Recipes from the Graubünden Canton in Switzerland
- Bündner Nusstorte: There are several different recipes for nut cake, but the most famous is probably the one from the Engadine, a valley in Canton Graubünden.
- Chur Meat Pie: A popular dish from Graubünden in south eastern Switzerland
- Graubünden Barley Soup: The most famous soup from Graubünden
- Pizokel with cabbage: Pizokel were eaten in a wide variety of ways. In some places when eaten by themselves they are known in Romansh as "bizochels bluts", or “bald pizokel”. If someone leaves a small amount of any kind of food on the serving dish for politeness sake, in the Engadine this is called "far sco quel dal bizoccal", meaning more or less “leaving the last pizokel”.
Haute Cuisine
Beverages
Absinthe is being distilled officially again in its Val-de-Travers birthplace, in the Jura region of Switzerland, where it originated.
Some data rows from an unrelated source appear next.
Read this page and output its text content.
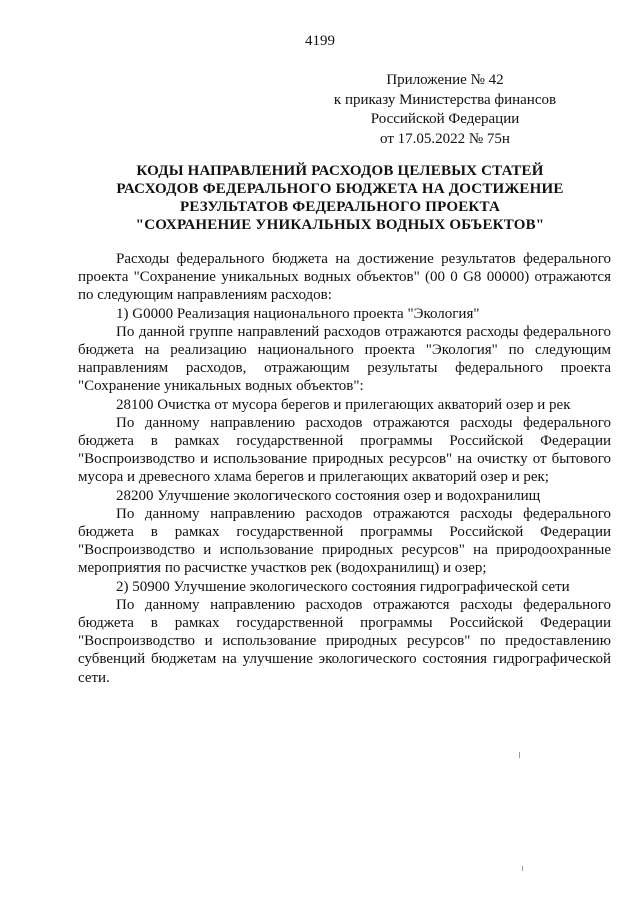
4199
Приложение № 42
к приказу Министерства финансов
Российской Федерации
от 17.05.2022 № 75н
КОДЫ НАПРАВЛЕНИЙ РАСХОДОВ ЦЕЛЕВЫХ СТАТЕЙ
РАСХОДОВ ФЕДЕРАЛЬНОГО БЮДЖЕТА НА ДОСТИЖЕНИЕ
РЕЗУЛЬТАТОВ ФЕДЕРАЛЬНОГО ПРОЕКТА
"СОХРАНЕНИЕ УНИКАЛЬНЫХ ВОДНЫХ ОБЪЕКТОВ"

Расходы федерального бюджета на достижение результатов федерального проекта "Сохранение уникальных водных объектов" (00 0 G8 00000) отражаются по следующим направлениям расходов:

1) G0000 Реализация национального проекта "Экология"

По данной группе направлений расходов отражаются расходы федерального бюджета на реализацию национального проекта "Экология" по следующим направлениям расходов, отражающим результаты федерального проекта "Сохранение уникальных водных объектов":

28100 Очистка от мусора берегов и прилегающих акваторий озер и рек

По данному направлению расходов отражаются расходы федерального бюджета в рамках государственной программы Российской Федерации "Воспроизводство и использование природных ресурсов" на очистку от бытового мусора и древесного хлама берегов и прилегающих акваторий озер и рек;

28200 Улучшение экологического состояния озер и водохранилищ

По данному направлению расходов отражаются расходы федерального бюджета в рамках государственной программы Российской Федерации "Воспроизводство и использование природных ресурсов" на природоохранные мероприятия по расчистке участков рек (водохранилищ) и озер;

2) 50900 Улучшение экологического состояния гидрографической сети

По данному направлению расходов отражаются расходы федерального бюджета в рамках государственной программы Российской Федерации "Воспроизводство и использование природных ресурсов" по предоставлению субвенций бюджетам на улучшение экологического состояния гидрографической сети.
Long banned by a specific anti-Absinthe article in the Swiss Federal Constitution, it was legalized again in 2005, with the adoption of the new constitution. Now Swiss absinthe is also exported to many countries, with Kübler and La Clandestine Absinthe amongst the first new brands to emerge. Wine and beer can legally be purchased by youths of 16 or more years of age. Spirits and beverages containing distilled alcohol (including alcopops like Bacardi Breezer) can be bought at 18. Socialization with alcohol begins early and many have their first taste of alcohol in the family at the age of 14.